The table shows that R-ibuprofen slowly converts to S-ibuprofen inside the body [1]. Therefore, even though only the S-form is initially active, the R-form acts as a reservoir that is metabolically converted to the active enantiomer, so the racemic drug still delivers analgesic effect over time [1].

Q1.4

The table shows the R-enantiomer is associated with sedative effects, not teratogenic effects. However, thalidomide enantiomers interconvert (racemise) in the body under physiological conditions [1]. So even if only the R-form were administered, it would convert to the S-form inside the patient, meaning the teratogenic form would still be present. A registry is needed to monitor this ongoing risk in women of child-bearing age [1].

Q2.1

Sample 1 (+51°) is the enantiopure pharmacologically active form.

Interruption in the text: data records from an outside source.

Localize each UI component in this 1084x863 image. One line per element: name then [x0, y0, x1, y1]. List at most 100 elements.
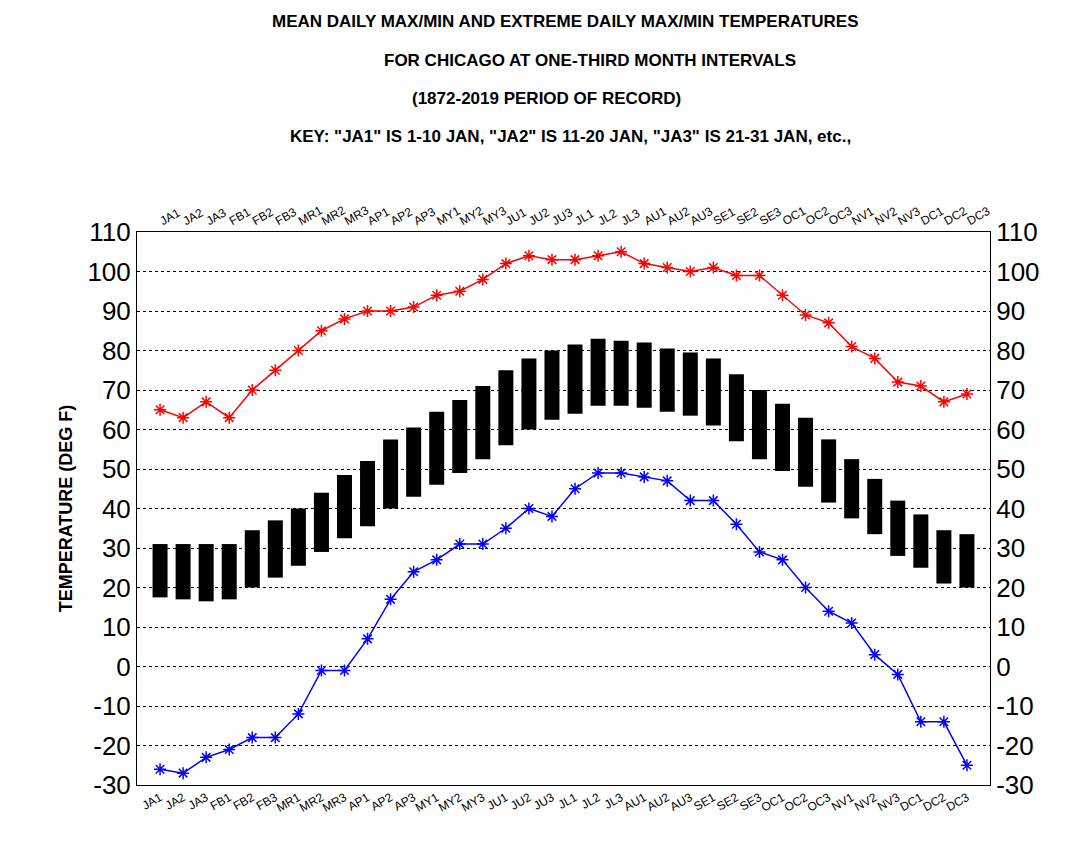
- svg-text:AU1: AU1: [621, 790, 648, 814]
- svg-text:FB3: FB3: [273, 205, 299, 228]
- svg-text:50: 50: [102, 454, 131, 484]
- svg-text:60: 60: [102, 415, 131, 445]
- svg-text:90: 90: [996, 296, 1025, 326]
- svg-text:-30: -30: [93, 770, 131, 800]
- svg-text:SE3: SE3: [737, 790, 764, 814]
- svg-text:SE1: SE1: [691, 790, 718, 814]
- svg-text:AP3: AP3: [411, 204, 438, 228]
- svg-text:MR2: MR2: [319, 203, 348, 228]
- svg-text:JA1: JA1: [158, 205, 183, 228]
- svg-text:110: 110: [89, 217, 130, 247]
- svg-text:20: 20: [996, 573, 1025, 603]
- svg-text:(1872-2019 PERIOD OF RECORD): (1872-2019 PERIOD OF RECORD): [412, 89, 681, 108]
- svg-text:JU2: JU2: [508, 790, 534, 813]
- svg-text:DC1: DC1: [898, 790, 926, 814]
- svg-text:JL1: JL1: [556, 790, 580, 812]
- svg-text:FB3: FB3: [254, 790, 280, 813]
- svg-text:NV3: NV3: [895, 204, 922, 228]
- svg-text:AU2: AU2: [645, 790, 672, 814]
- svg-text:FB1: FB1: [227, 205, 253, 228]
- svg-text:JL2: JL2: [579, 790, 603, 812]
- svg-text:30: 30: [996, 533, 1025, 563]
- svg-text:MR2: MR2: [297, 790, 326, 815]
- svg-text:70: 70: [102, 375, 131, 405]
- svg-text:30: 30: [102, 533, 131, 563]
- svg-text:40: 40: [102, 494, 131, 524]
- svg-text:100: 100: [996, 257, 1039, 287]
- svg-text:100: 100: [87, 257, 130, 287]
- svg-text:JA3: JA3: [204, 205, 229, 228]
- svg-text:110: 110: [996, 217, 1037, 247]
- svg-text:TEMPERATURE (DEG F): TEMPERATURE (DEG F): [56, 405, 76, 613]
- svg-text:60: 60: [996, 415, 1025, 445]
- svg-text:OC2: OC2: [803, 203, 832, 228]
- svg-text:10: 10: [102, 612, 131, 642]
- svg-text:MY3: MY3: [480, 203, 509, 228]
- svg-text:90: 90: [102, 296, 131, 326]
- svg-text:AU2: AU2: [665, 204, 692, 228]
- svg-text:FB1: FB1: [208, 790, 234, 813]
- svg-text:JL2: JL2: [596, 206, 620, 228]
- svg-text:MY2: MY2: [436, 790, 465, 815]
- svg-text:DC1: DC1: [918, 204, 946, 228]
- svg-text:JA2: JA2: [163, 790, 188, 813]
- svg-text:KEY: "JA1" IS 1-10 JAN, "JA2": KEY: "JA1" IS 1-10 JAN, "JA2" IS 11-20 J…: [290, 127, 851, 146]
- svg-text:AU3: AU3: [668, 790, 695, 814]
- svg-text:NV1: NV1: [849, 204, 876, 228]
- svg-text:MY1: MY1: [434, 203, 463, 228]
- svg-text:AU1: AU1: [642, 204, 669, 228]
- svg-text:JA1: JA1: [140, 790, 165, 813]
- svg-text:DC3: DC3: [964, 204, 992, 228]
- svg-text:MR3: MR3: [320, 790, 349, 815]
- svg-text:JA2: JA2: [181, 205, 206, 228]
- svg-text:80: 80: [996, 336, 1025, 366]
- svg-text:OC3: OC3: [826, 203, 855, 228]
- svg-text:JU3: JU3: [531, 790, 557, 813]
- svg-text:NV3: NV3: [875, 790, 902, 814]
- svg-text:NV2: NV2: [852, 790, 879, 814]
- svg-text:FOR CHICAGO AT ONE-THIRD MONTH: FOR CHICAGO AT ONE-THIRD MONTH INTERVALS: [384, 51, 796, 70]
- svg-text:FB2: FB2: [231, 790, 257, 813]
- svg-text:MR1: MR1: [274, 790, 303, 815]
- svg-text:JU3: JU3: [549, 205, 575, 228]
- svg-text:JA3: JA3: [186, 790, 211, 813]
- svg-text:JU1: JU1: [485, 790, 511, 813]
- svg-text:OC1: OC1: [780, 203, 809, 228]
- svg-text:0: 0: [996, 652, 1010, 682]
- svg-text:MY2: MY2: [457, 203, 486, 228]
- svg-text:70: 70: [996, 375, 1025, 405]
- svg-text:OC2: OC2: [782, 790, 811, 815]
- svg-text:SE1: SE1: [711, 204, 738, 228]
- svg-text:AP2: AP2: [388, 204, 415, 228]
- svg-text:-20: -20: [93, 731, 131, 761]
- svg-text:0: 0: [116, 652, 130, 682]
- svg-text:40: 40: [996, 494, 1025, 524]
- svg-text:OC3: OC3: [805, 790, 834, 815]
- svg-text:JL3: JL3: [602, 790, 626, 812]
- svg-text:SE3: SE3: [757, 204, 784, 228]
- svg-text:50: 50: [996, 454, 1025, 484]
- svg-text:DC2: DC2: [921, 790, 949, 814]
- svg-text:AU3: AU3: [688, 204, 715, 228]
- svg-text:AP3: AP3: [392, 790, 419, 814]
- svg-text:MY3: MY3: [459, 790, 488, 815]
- svg-text:DC2: DC2: [941, 204, 969, 228]
- svg-text:MY1: MY1: [413, 790, 442, 815]
- svg-text:FB2: FB2: [250, 205, 276, 228]
- svg-text:JL1: JL1: [573, 206, 597, 228]
- svg-text:MR3: MR3: [342, 203, 371, 228]
- svg-text:SE2: SE2: [714, 790, 741, 814]
- svg-text:-30: -30: [996, 770, 1034, 800]
- svg-text:MR1: MR1: [296, 203, 325, 228]
- svg-text:20: 20: [102, 573, 131, 603]
- svg-text:NV2: NV2: [872, 204, 899, 228]
- svg-text:OC1: OC1: [759, 790, 788, 815]
- svg-text:SE2: SE2: [734, 204, 761, 228]
- svg-text:80: 80: [102, 336, 131, 366]
- svg-text:MEAN DAILY MAX/MIN AND EXTREME: MEAN DAILY MAX/MIN AND EXTREME DAILY MAX…: [272, 12, 859, 31]
- svg-text:JU2: JU2: [526, 205, 552, 228]
- svg-text:AP1: AP1: [345, 790, 372, 814]
- svg-text:DC3: DC3: [944, 790, 972, 814]
- svg-text:JL3: JL3: [619, 206, 643, 228]
- svg-text:AP1: AP1: [365, 204, 392, 228]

The lesson states (S)-ibuprofen is the active anti-inflammatory enantiomer [1], and the reference value for pure (S)-ibuprofen is +51°, matching Sample 1 [1].

Q2.2

Sample 3 (~0°) is most likely a racemic mixture (50:50 R and S) [1]. A polarimeter would show zero net optical rotation because the equal and opposite rotations of the two enantiomers cancel [1].

Q2.3

+26° is approximately half of +51°, so Sample 4 is not a pure enantiomer [1]. An ee% of ~51% means there is 51% more (S)-ibuprofen than (R)-ibuprofen in the sample [1]. In a 100 g sample there would be approximately 75.5 g of S-form and 24.5 g of R-form — the sample contains both enantiomers but is enriched in the S-form [1].

Q3 — Cause-and-effect chain

Effect 1: Patients received a racemic mixture containing both the R- and S-enantiomers of thalidomide.

Effect 2: Both enantiomers entered the pregnant women's bodies, including the S-enantiomer.

Effect 3: The S-enantiomer interacted with chiral biological targets in the developing foetus differently from the R-enantiomer, producing teratogenic effects that caused birth defects.

Overall outcome: Drug regulators now require investigation of each enantiomer separately, and modern drug development prefers enantiopure drugs where possible to avoid administering a potentially harmful enantiomer.

Q4.1

Enzymes have chiral active sites shaped to bind only the L-configuration of amino acids [1]. D-amino acids, being non-superimposable mirror images of the L-form, do not fit the enzyme's active site correctly, so the enzyme cannot catalyse their incorporation into a peptide chain [1].

Q4.2

This is a racemic mixture (50:50 L- and D-amino acid) [1]. The optical rotation would be zero (no net rotation) because the equal amounts of L- and D-forms rotate plane-polarised light in opposite directions and cancel out [1].